Few in France would argue that the country is not being overwhelmed by omicron, when it is reporting a staggering 332,252 daily virus cases on Jan. 5, which smashed a string of previous recent records and set (to that point) Europe’s highest-ever single-day confirmed infection count.

French hospitals reported that more than 72% of ICU beds were occupied by people with COVID-19 and were preparing drastic measures to brace for further patient surges.

Some medical professionals also point out that hospital numbers aren’t a perfect reflection of disease severity either because they include patients admitted for other health problems who happen to test positive for the coronavirus.

At the same time, keeping track of COVID-19 admissions can tell doctors something about the seriousness of the virus and also the capacity of hospitals to deal with the crisis.

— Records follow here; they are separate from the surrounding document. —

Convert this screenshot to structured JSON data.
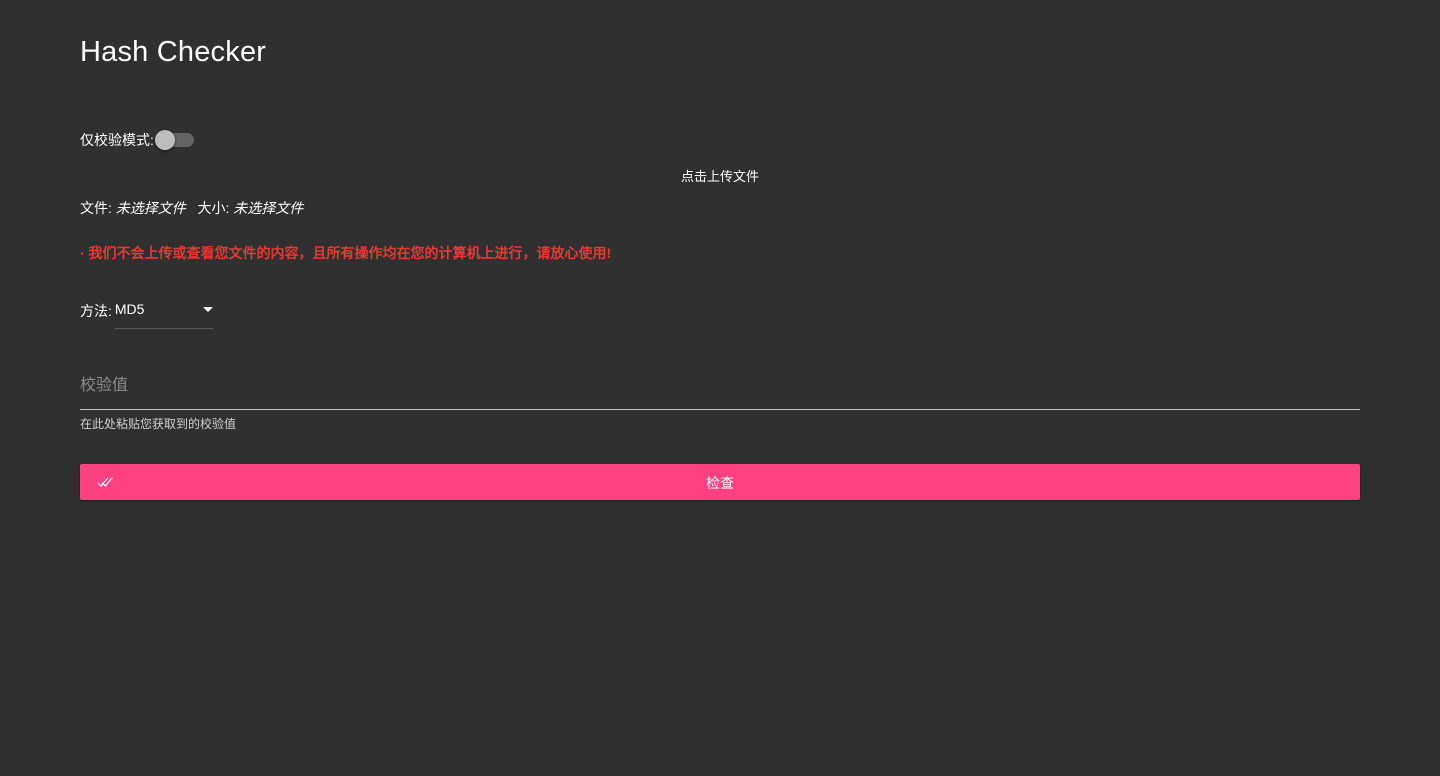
{
  "app": {
    "title": "Hash Checker"
  },
  "mode": {
    "label": "仅校验模式:",
    "enabled": false
  },
  "upload": {
    "label": "点击上传文件"
  },
  "file_info": {
    "file_label": "文件:",
    "file_value": "未选择文件",
    "size_label": "大小:",
    "size_value": "未选择文件"
  },
  "notice": {
    "text": "· 我们不会上传或查看您文件的内容，且所有操作均在您的计算机上进行，请放心使用!"
  },
  "method": {
    "label": "方法:",
    "selected": "MD5"
  },
  "hash_input": {
    "placeholder": "校验值",
    "value": "",
    "helper": "在此处粘贴您获取到的校验值"
  },
  "check_button": {
    "label": "检查",
    "icon": "double-check-icon"
  },
  "colors": {
    "background": "#303030",
    "accent": "#ff4081",
    "warning": "#e53935"
  }
}
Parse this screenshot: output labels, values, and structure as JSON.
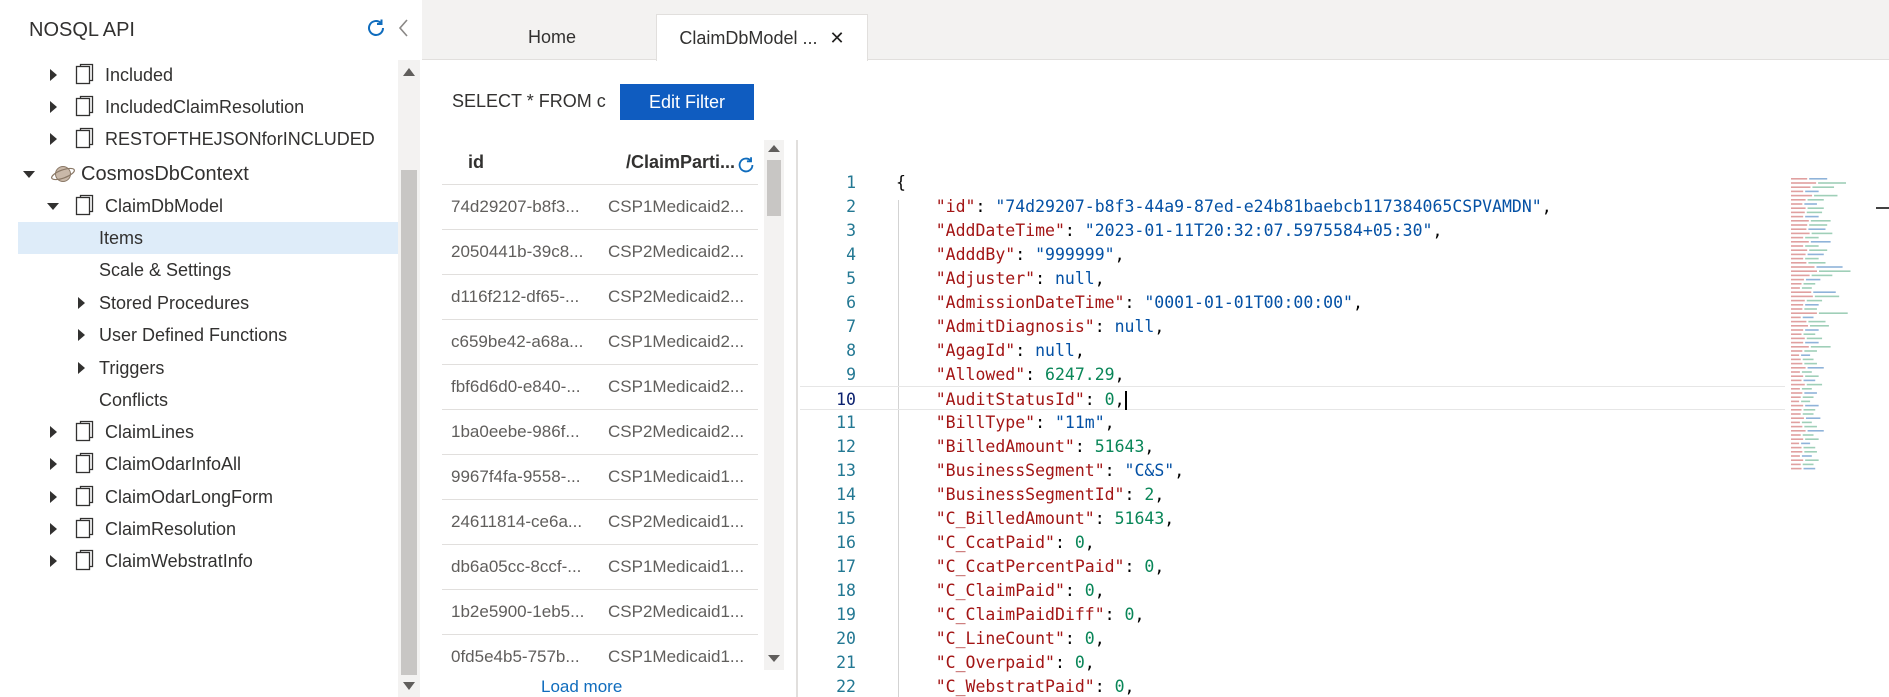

That, in turn, can help health leaders determine where to shift equipment and other resources.

Ali Mokdad, a professor of health metrics sciences at the University of Washington in Seattle, believes that for each new infection detected, two cases are being missed.

As such, he says tracking the number of positive test results is still important as case numbers can point to future hot spots and indicate whether a wave of infection has peaked.

Also, case counts will continue to be important to people who are vulnerable because of age or health reasons and need a sense of the virus’ spread in their communities so they can make decisions about precautions, he says. Hospitals, schools, and businesses need to plan for absences.

“To give up on knowing if cases are going up or down, it’s flying blind. How can we as a country not know the epidemic curve for infection?” he asks.

If testing has lost its relevance, he says, it is because (many countries) never developed a way to monitor infections consistently and reliably. “And,” he adds, “it’s not acceptable to cover failure by changing the rules.”